# Make a circuit to make sure a device only gets a maximum of 1A

I'm making my own smart home device with a Raspberry Pi. I will power the Pi on the same circuit as our bell. Now the bell transformer is 8V, 1A and the bell itself uses 0.5A.

I'm thinking to replace the bell transformer with a more powerful one, 12V, 2A or so. But is it possible to safely add the bell to the circuit without giving the device too high a current?

I know when I place two devices in parallel the current is lowered and when you place a resistor in series with the devices it will lower it, but is there not a better way to do this?

In the picture of the circuit the AM1 will be the bell and AM2 the circuit for powering the Pi. Is this safe so that AM1 will not be over 1A?

• You are begging for issues if you are going to share a transformer between the bell and the RPi. The bell's transformer is designed to work with such a bell, the voltage will drop dignificantly when the bell is rung but that is OK, it is designed to behave like that. A 12 V 2 A transformer is overkill for an RPi as you need 5 V DC, 2 A for an RPi. So I would use a DC power adapter (USB charger) for that. Coming back to combining the two on the same transformer: chances are that if the bell is rung, the voltage drop and/or spikes on the bell's connections might reset the RPi. Nov 25 at 14:38
• If you want to detect that the bell is rung with the RPi, I would use an optocoupler which will be easy to use with an RPi. Nov 25 at 14:41
• Your circuit drawing doesn't represent how this would behave. The transformer behaves as a voltage source, not a current source like you have drawn. It is not about dividing the currents to the bell and RPi, the bell and RPi need to have the correct voltage. That can be done (for the bell) with a resistor but that resistor needs to be a high power resistor and it will get hot. Also a transformer outputs AC while an RPi can only work from DC. Nov 25 at 14:45
• For the raspberry pi I will place a AC to DC converter. Nov 25 at 14:54

without giving the device a too high current?

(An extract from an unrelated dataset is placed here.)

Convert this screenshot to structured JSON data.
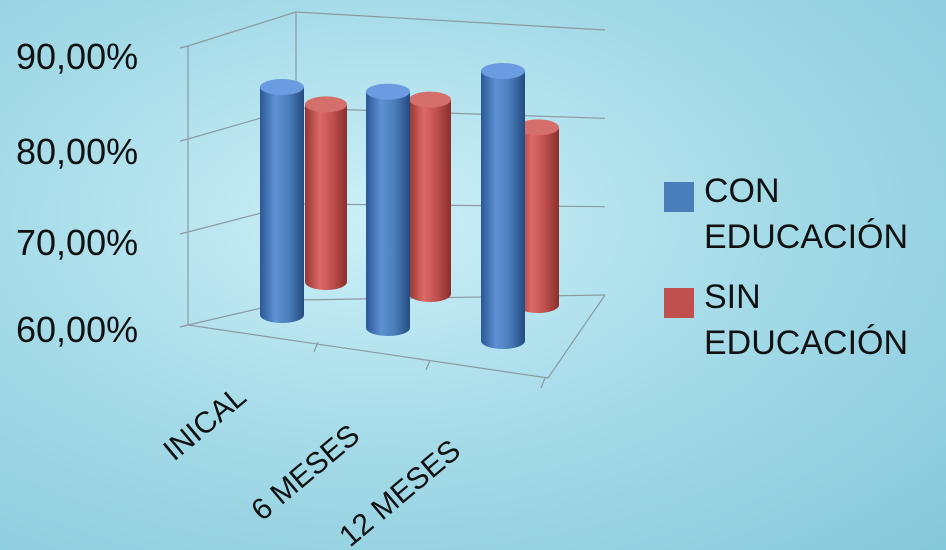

You misunderstand electricity.

voltage is pushed, current is pulled


That is, each load takes as little or as much current as it wants. The transformer doesn't force current onto the loads. No. The loads set the current.

Your drawing shows a current source on the left. That is wrong. A transformer is a voltage source (or darn close to it) not a current source.

Is this safe so that AM1 will not be over 1A?

12 V / 200 Ohm = 60 mA. So, yes, the current will be less that 1 A. Way less.

Raspberry pi.

A Raspberry pi is not a resistor! You must add a 12 Vac to 5 Vdc power supply between the transformer and the Raspberry pi to power it.

I suggest you have a look at the Ring ‘Pro’ Power Kit (https://support.ring.com/hc/en-au/articles/212004006-What-is-the-Pro-Power-Kit-) This is installed across the bell coil to provide extra current to the Ring without the bell being activated. While as a stock unit it may not provide enough current for the Pi, it could be reverse-engineered and modified for your purpose.

Even with this bypass, you may still need to consider a battery at the Pi to deal with peak currents.